Lampis and Lu refine Nash equilibrium complexity with improved parameterized algorithms
Researchers expose a flawed prior algorithm and deliver tighter complexity bounds for graphical games
A new paper by Michael Lampis and Yiren Lu (arXiv:2607.07627) re-examines the fine-grained complexity of finding pure Nash equilibria (PNE) in graphical games, where each player's utility depends on at most Δ other players and the game graph has bounded treewidth (tw). The standard dynamic programming algorithm runs in time α^{(Δ+1)tw}, where α is the number of strategies per player. The authors first expose a fatal flaw in a 2015 algorithm by Thomas and van Leeuwen that claimed to improve this to α^{O(tw)}; they prove that such an improvement would imply FPT=W[1], a major complexity collapse. This correction is significant because researchers had relied on that result for subsequent work.
The core contribution is a set of new algorithms that achieve better parameterized dependencies: α^{⌊2Δ/3+1⌋ tw} for treewidth, α^{⌊Δ/2+1⌋ pw} for pathwidth, and α^{ctw} for cutwidth. The key algorithmic tool is a tightening of the relationship between the width of a graph G, its maximum degree, and the width of the square graph G^2, which may have independent applications. Complementing these positive results, the authors prove that their algorithms for pathwidth and cutwidth are optimal under the pw-SETH hypothesis, meaning further improvement would refute a standard complexity assumption.
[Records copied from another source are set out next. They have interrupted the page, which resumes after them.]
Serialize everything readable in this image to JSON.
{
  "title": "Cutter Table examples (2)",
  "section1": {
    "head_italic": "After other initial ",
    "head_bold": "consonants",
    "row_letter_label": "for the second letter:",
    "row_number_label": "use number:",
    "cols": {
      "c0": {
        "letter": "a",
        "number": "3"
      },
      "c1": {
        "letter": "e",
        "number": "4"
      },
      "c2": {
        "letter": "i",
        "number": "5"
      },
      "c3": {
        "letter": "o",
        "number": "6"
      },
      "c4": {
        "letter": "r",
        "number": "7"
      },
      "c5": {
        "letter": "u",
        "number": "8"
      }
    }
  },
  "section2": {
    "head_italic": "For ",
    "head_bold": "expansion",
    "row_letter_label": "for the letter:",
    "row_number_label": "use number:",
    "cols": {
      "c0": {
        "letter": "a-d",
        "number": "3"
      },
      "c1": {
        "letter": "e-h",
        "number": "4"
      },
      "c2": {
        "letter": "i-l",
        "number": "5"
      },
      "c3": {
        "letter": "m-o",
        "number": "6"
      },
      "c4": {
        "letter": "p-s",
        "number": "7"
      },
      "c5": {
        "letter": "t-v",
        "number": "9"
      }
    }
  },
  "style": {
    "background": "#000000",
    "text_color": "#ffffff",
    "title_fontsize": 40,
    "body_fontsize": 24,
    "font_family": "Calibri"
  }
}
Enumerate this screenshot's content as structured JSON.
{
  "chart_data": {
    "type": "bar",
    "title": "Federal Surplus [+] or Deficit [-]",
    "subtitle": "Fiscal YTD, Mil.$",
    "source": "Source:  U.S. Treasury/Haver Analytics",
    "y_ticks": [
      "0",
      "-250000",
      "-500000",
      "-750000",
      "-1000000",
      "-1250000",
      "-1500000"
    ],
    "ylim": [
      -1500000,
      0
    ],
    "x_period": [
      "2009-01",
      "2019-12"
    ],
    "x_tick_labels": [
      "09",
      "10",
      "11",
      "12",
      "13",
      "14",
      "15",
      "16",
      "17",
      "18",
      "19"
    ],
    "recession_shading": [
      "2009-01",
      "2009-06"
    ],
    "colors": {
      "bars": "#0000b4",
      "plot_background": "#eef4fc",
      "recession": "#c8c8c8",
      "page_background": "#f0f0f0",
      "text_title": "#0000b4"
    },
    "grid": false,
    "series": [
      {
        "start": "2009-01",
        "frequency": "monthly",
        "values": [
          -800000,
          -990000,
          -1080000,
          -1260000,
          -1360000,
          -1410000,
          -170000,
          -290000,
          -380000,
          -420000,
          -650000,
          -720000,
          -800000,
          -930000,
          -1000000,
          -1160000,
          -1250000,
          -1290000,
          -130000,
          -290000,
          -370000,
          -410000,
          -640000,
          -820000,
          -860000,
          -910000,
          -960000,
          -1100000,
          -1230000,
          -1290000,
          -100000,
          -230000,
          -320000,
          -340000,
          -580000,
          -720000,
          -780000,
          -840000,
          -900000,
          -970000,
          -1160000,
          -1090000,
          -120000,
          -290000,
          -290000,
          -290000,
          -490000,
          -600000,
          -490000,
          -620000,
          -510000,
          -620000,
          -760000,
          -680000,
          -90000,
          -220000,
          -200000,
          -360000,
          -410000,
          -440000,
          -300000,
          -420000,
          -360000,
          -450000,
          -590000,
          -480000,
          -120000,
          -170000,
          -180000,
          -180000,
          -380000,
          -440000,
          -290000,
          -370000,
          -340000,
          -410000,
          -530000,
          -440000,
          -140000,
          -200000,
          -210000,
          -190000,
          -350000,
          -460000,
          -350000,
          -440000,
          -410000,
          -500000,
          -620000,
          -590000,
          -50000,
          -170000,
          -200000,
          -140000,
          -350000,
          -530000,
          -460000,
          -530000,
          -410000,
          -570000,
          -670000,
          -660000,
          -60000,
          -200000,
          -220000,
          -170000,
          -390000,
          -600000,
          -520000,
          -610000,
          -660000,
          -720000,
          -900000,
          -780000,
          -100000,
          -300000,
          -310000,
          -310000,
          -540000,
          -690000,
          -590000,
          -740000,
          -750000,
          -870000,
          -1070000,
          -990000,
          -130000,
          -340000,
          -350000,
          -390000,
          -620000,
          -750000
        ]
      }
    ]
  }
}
The work provides both a correction to the literature and a precise characterization of the problem's complexity.
- Exposed a flaw in Thomas and van Leeuwen's 2015 algorithm; improving treewidth dependence to α^{O(tw)} would imply FPT=W[1]
- New algorithms achieve dependencies α^{⌊2Δ/3+1⌋ tw}, α^{⌊Δ/2+1⌋ pw}, and α^{ctw} for treewidth, pathwidth, and cutwidth respectively
- Optimality for pathwidth and cutwidth is shown under the pw-SETH hypothesis, setting tight complexity bounds
Why It Matters
These results settle the fine-grained complexity of pure Nash equilibrium in graphical games, impacting algorithmic game theory and parameterized complexity.